Drama Baru! Pedang Yang Mengenali Luka Lama
Lentera-lentera air menari di permukaan Sungai Nilam, memancarkan cahaya redup yang menembus kabut pagi. Cahaya itu bukan sekadar penerangan, melainkan bisikan-bisikan roh yang terlupakan. Di dunia manusia, desa Qianshan terlelap dalam mimpi yang berat, tak menyadari bahaya yang mengintai di balik gerbang dimensi.
Aku, Lin Wei, seorang pendekar tanpa ingatan, mendapati diriku di Qianshan tanpa tahu mengapa.

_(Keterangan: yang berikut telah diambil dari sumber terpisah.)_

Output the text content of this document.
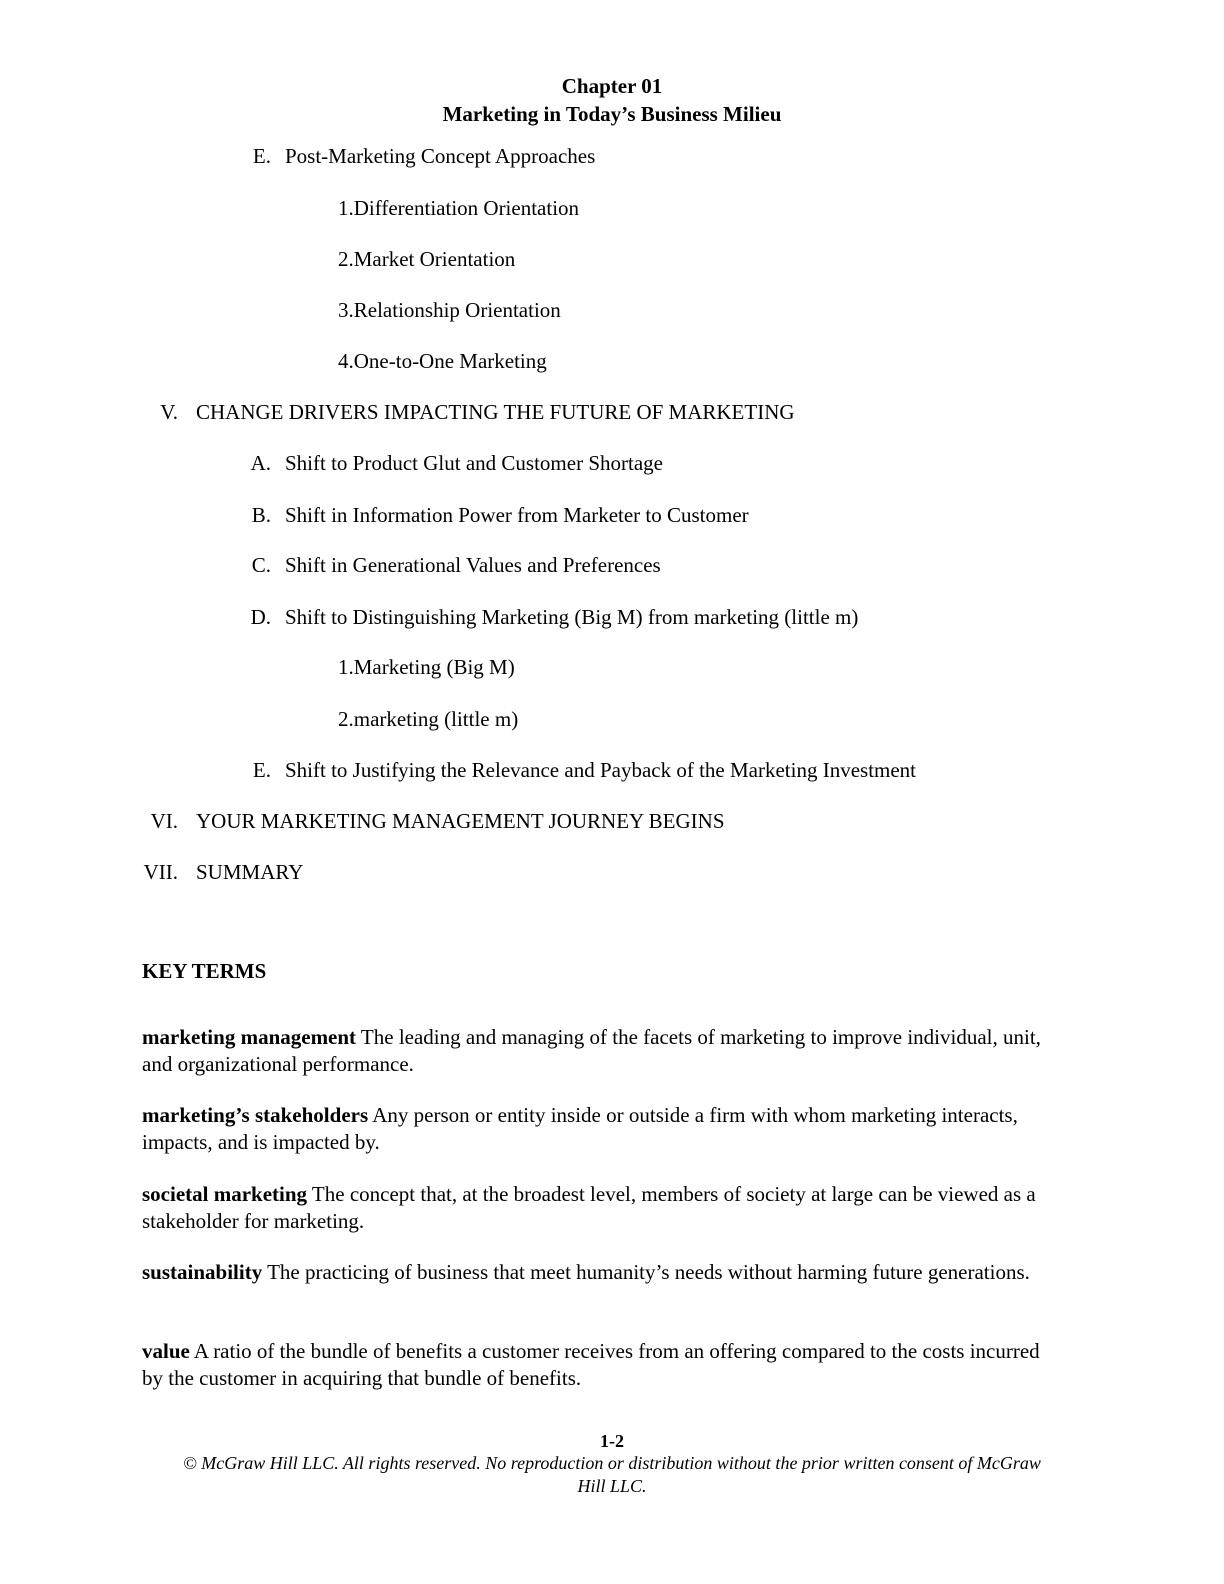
Chapter 01
Marketing in Today’s Business Milieu
E. Post-Marketing Concept Approaches
1.Differentiation Orientation
2.Market Orientation
3.Relationship Orientation
4.One-to-One Marketing
V. CHANGE DRIVERS IMPACTING THE FUTURE OF MARKETING
A. Shift to Product Glut and Customer Shortage
B. Shift in Information Power from Marketer to Customer
C. Shift in Generational Values and Preferences
D. Shift to Distinguishing Marketing (Big M) from marketing (little m)
1.Marketing (Big M)
2.marketing (little m)
E. Shift to Justifying the Relevance and Payback of the Marketing Investment
VI. YOUR MARKETING MANAGEMENT JOURNEY BEGINS
VII. SUMMARY
KEY TERMS
marketing management The leading and managing of the facets of marketing to improve individual, unit, and organizational performance.
marketing’s stakeholders Any person or entity inside or outside a firm with whom marketing interacts, impacts, and is impacted by.
societal marketing The concept that, at the broadest level, members of society at large can be viewed as a stakeholder for marketing.
sustainability The practicing of business that meet humanity’s needs without harming future generations.
value A ratio of the bundle of benefits a customer receives from an offering compared to the costs incurred by the customer in acquiring that bundle of benefits.
1-2
© McGraw Hill LLC. All rights reserved. No reproduction or distribution without the prior written consent of McGraw Hill LLC.
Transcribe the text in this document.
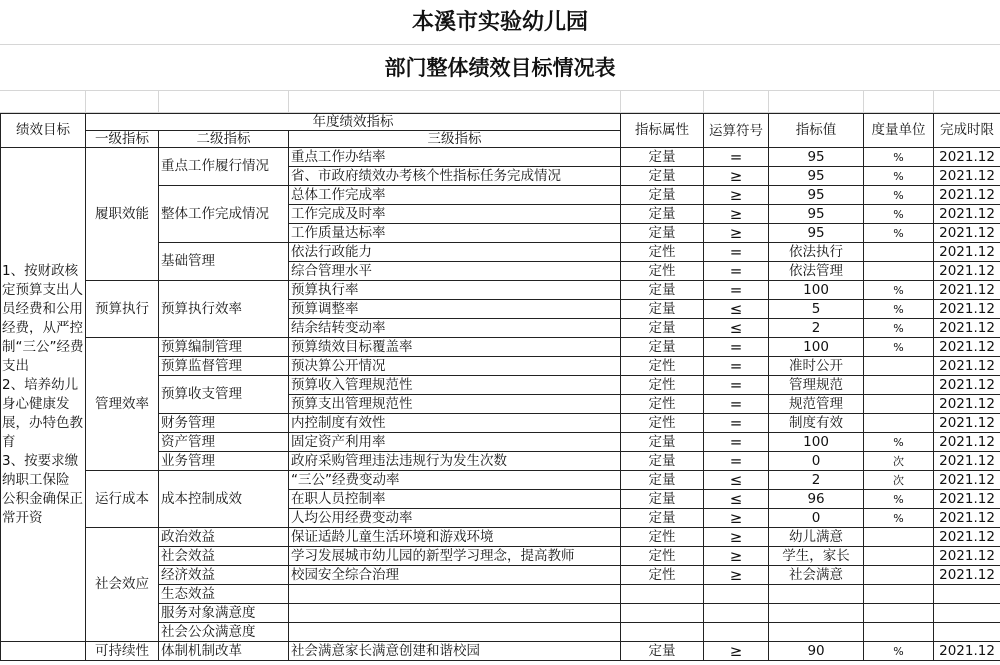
本溪市实验幼儿园
部门整体绩效目标情况表
绩效目标	年度绩效指标			指标属性	运算符号	指标值	度量单位	完成时限
	一级指标	二级指标	三级指标					
1、按财政核定预算支出人员经费和公用经费，从严控制“三公”经费支出
2、培养幼儿身心健康发展，办特色教育
3、按要求缴纳职工保险 公积金确保正常开资	履职效能	重点工作履行情况	重点工作办结率	定量	=	95	%	2021.12
			省、市政府绩效办考核个性指标任务完成情况	定量	≥	95	%	2021.12
		整体工作完成情况	总体工作完成率	定量	≥	95	%	2021.12
			工作完成及时率	定量	≥	95	%	2021.12
			工作质量达标率	定量	≥	95	%	2021.12
		基础管理	依法行政能力	定性	=	依法执行		2021.12
			综合管理水平	定性	=	依法管理		2021.12
	预算执行	预算执行效率	预算执行率	定量	=	100	%	2021.12
			预算调整率	定量	≤	5	%	2021.12
			结余结转变动率	定量	≤	2	%	2021.12
	管理效率	预算编制管理	预算绩效目标覆盖率	定量	=	100	%	2021.12
		预算监督管理	预决算公开情况	定性	=	准时公开		2021.12
		预算收支管理	预算收入管理规范性	定性	=	管理规范		2021.12
			预算支出管理规范性	定性	=	规范管理		2021.12
		财务管理	内控制度有效性	定性	=	制度有效		2021.12
		资产管理	固定资产利用率	定量	=	100	%	2021.12
		业务管理	政府采购管理违法违规行为发生次数	定量	=	0	次	2021.12
	运行成本	成本控制成效	“三公”经费变动率	定量	≤	2	次	2021.12
			在职人员控制率	定量	≤	96	%	2021.12
			人均公用经费变动率	定量	≥	0	%	2021.12
	社会效应	政治效益	保证适龄儿童生活环境和游戏环境	定性	≥	幼儿满意		2021.12
		社会效益	学习发展城市幼儿园的新型学习理念，提高教师	定性	≥	学生，家长		2021.12
		经济效益	校园安全综合治理	定性	≥	社会满意		2021.12
		生态效益						
		服务对象满意度						
		社会公众满意度						
	可持续性	体制机制改革	社会满意家长满意创建和谐校园	定量	≥	90	%	2021.12
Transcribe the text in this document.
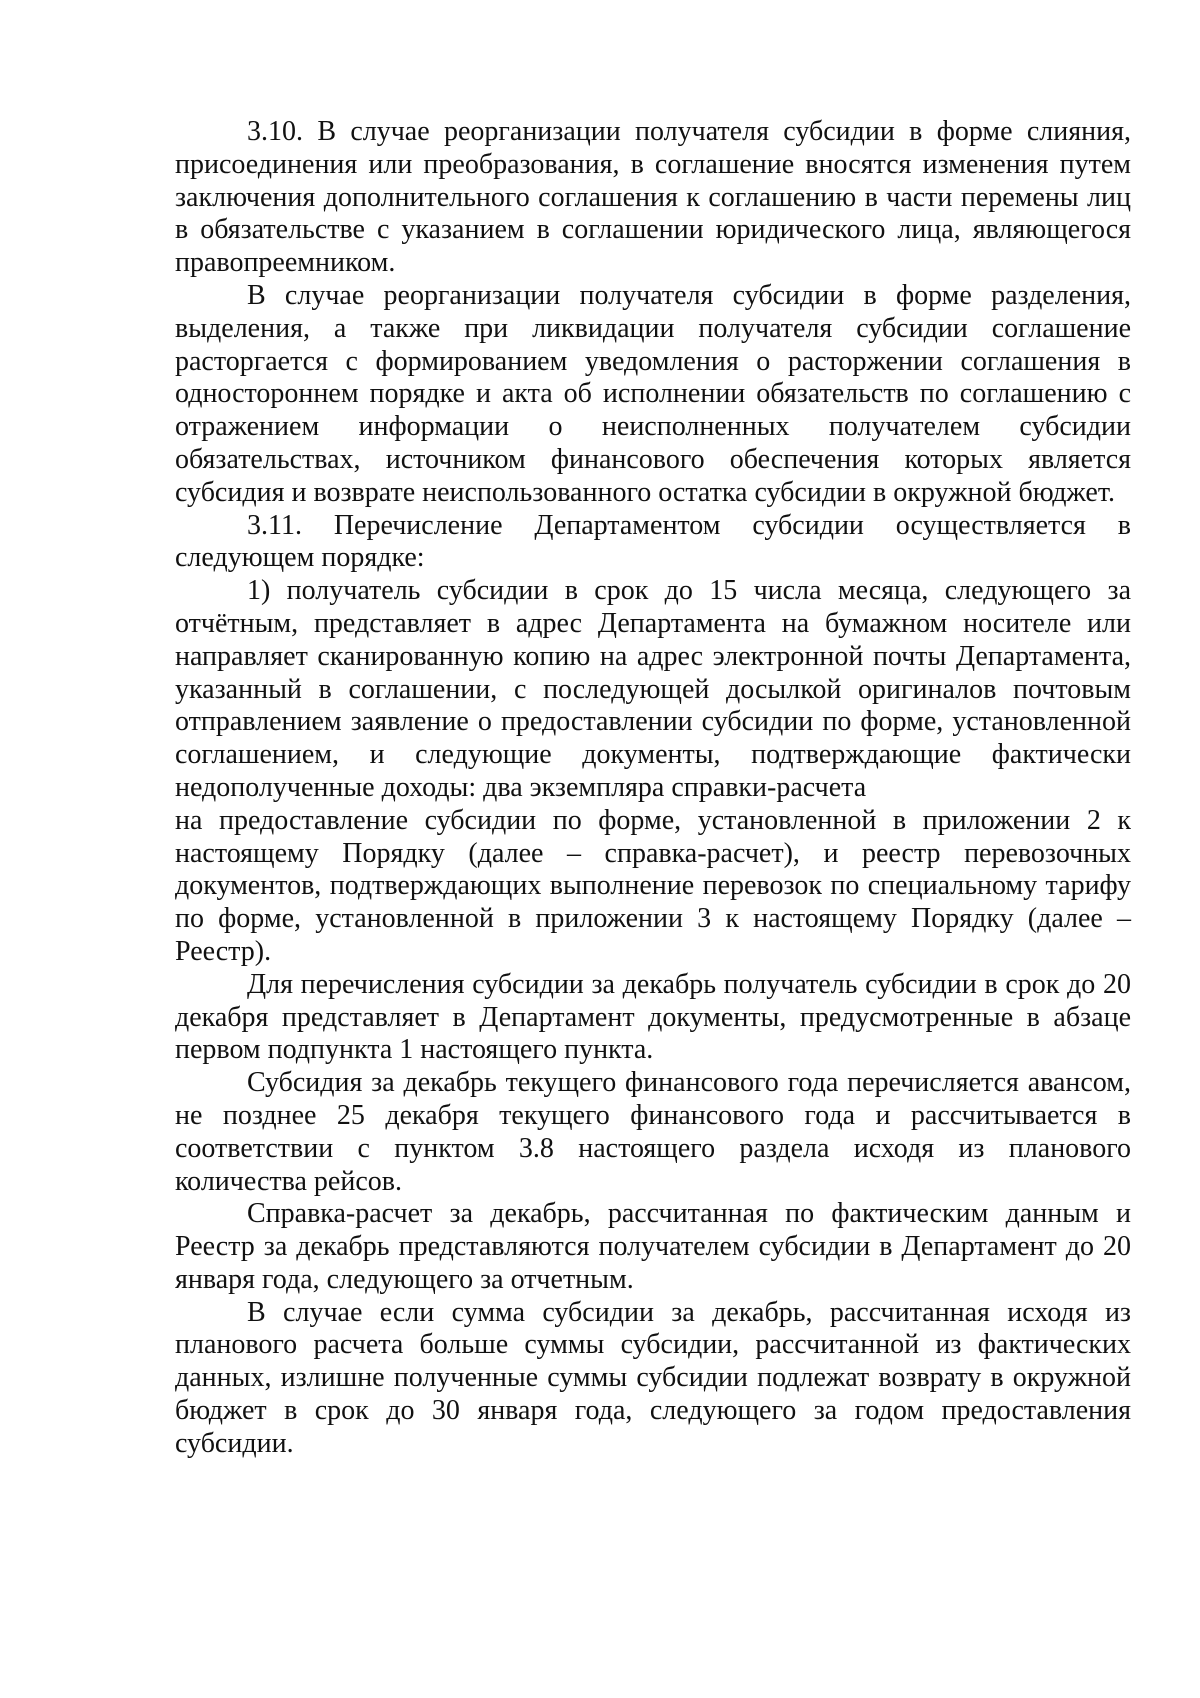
3.10. В случае реорганизации получателя субсидии в форме слияния, присоединения или преобразования, в соглашение вносятся изменения путем заключения дополнительного соглашения к соглашению в части перемены лиц в обязательстве с указанием в соглашении юридического лица, являющегося правопреемником.

В случае реорганизации получателя субсидии в форме разделения, выделения, а также при ликвидации получателя субсидии соглашение расторгается с формированием уведомления о расторжении соглашения в одностороннем порядке и акта об исполнении обязательств по соглашению с отражением информации о неисполненных получателем субсидии обязательствах, источником финансового обеспечения которых является субсидия и возврате неиспользованного остатка субсидии в окружной бюджет.

3.11. Перечисление Департаментом субсидии осуществляется в следующем порядке:

1) получатель субсидии в срок до 15 числа месяца, следующего за отчётным, представляет в адрес Департамента на бумажном носителе или направляет сканированную копию на адрес электронной почты Департамента, указанный в соглашении, с последующей досылкой оригиналов почтовым отправлением заявление о предоставлении субсидии по форме, установленной соглашением, и следующие документы, подтверждающие фактически недополученные доходы: два экземпляра справки-расчета

на предоставление субсидии по форме, установленной в приложении 2 к настоящему Порядку (далее – справка-расчет), и реестр перевозочных документов, подтверждающих выполнение перевозок по специальному тарифу по форме, установленной в приложении 3 к настоящему Порядку (далее – Реестр).

Для перечисления субсидии за декабрь получатель субсидии в срок до 20 декабря представляет в Департамент документы, предусмотренные в абзаце первом подпункта 1 настоящего пункта.

Субсидия за декабрь текущего финансового года перечисляется авансом, не позднее 25 декабря текущего финансового года и рассчитывается в соответствии с пунктом 3.8 настоящего раздела исходя из планового количества рейсов.

Справка-расчет за декабрь, рассчитанная по фактическим данным и Реестр за декабрь представляются получателем субсидии в Департамент до 20 января года, следующего за отчетным.

В случае если сумма субсидии за декабрь, рассчитанная исходя из планового расчета больше суммы субсидии, рассчитанной из фактических данных, излишне полученные суммы субсидии подлежат возврату в окружной бюджет в срок до 30 января года, следующего за годом предоставления субсидии.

Hanya sebilah pedang dingin yang menemani, sebuah pedang yang beresonansi dengan luka di hatiku, sebuah luka yang bahkan aku sendiri tak mampu mengingatnya.
Setiap malam, bayangan-bayangan mulai bicara. Mereka bukan hanya pantulan diriku, melainkan fragmen-fragmen masa lalu, kisah-kisah kematian dan pengkhianatan yang terjadi di sebuah dunia yang asing. Dunia roh, tempat para dewa dan iblis berdansa di atas pusaran takdir.
Di sana, aku adalah Putri Yunxi, pewaris tahta yang dibunuh secara keji.
Bulan, saksi bisu segala peristiwa, mengingat namaku. Ia membisikkannya dalam hembusan angin, membawa aroma bunga persik yang memabukkan, aroma yang sama dengan wewangian yang digunakan oleh orang yang mengkhianatiku.
"Yunxi... Yunxi..." bisik bulan. "Kau kembali bukan tanpa alasan."
Di dunia manusia, aku bertemu dengan Zhao Jian, seorang tabib misterius yang matanya menyimpan lautan kesedihan. Dia mengenali pedangku, Pedang Jiwa, sebuah artefak yang hanya bisa digunakan oleh keturunan langsung keluarga kerajaan roh. Jian tahu lebih banyak dariku, dan itulah yang membuatnya berbahaya.
Kami melintasi hutan terlarang, bertarung melawan roh-roh gentayangan dan monster-monster haus darah. Jian melindungiku dengan dedikasi yang membuat hatiku berdebar. Namun, di balik tatapan lembutnya, aku melihat sesuatu yang lain: kalkulasi.
Semakin dalam aku menyelami masa laluku, semakin kabur batas antara kenyataan dan mimpi. Aku melihat diriku mati, berulang-ulang, dalam berbagai versi. Setiap kematian adalah potongan teka-teki yang membentuk gambaran yang mengerikan: kematian Putri Yunxi bukanlah akhir, melainkan awal dari sebuah takdir yang lebih besar. Aku dikorbankan untuk membangkitkan entitas kuno yang dikenal sebagai Sang Pemangsa Jiwa.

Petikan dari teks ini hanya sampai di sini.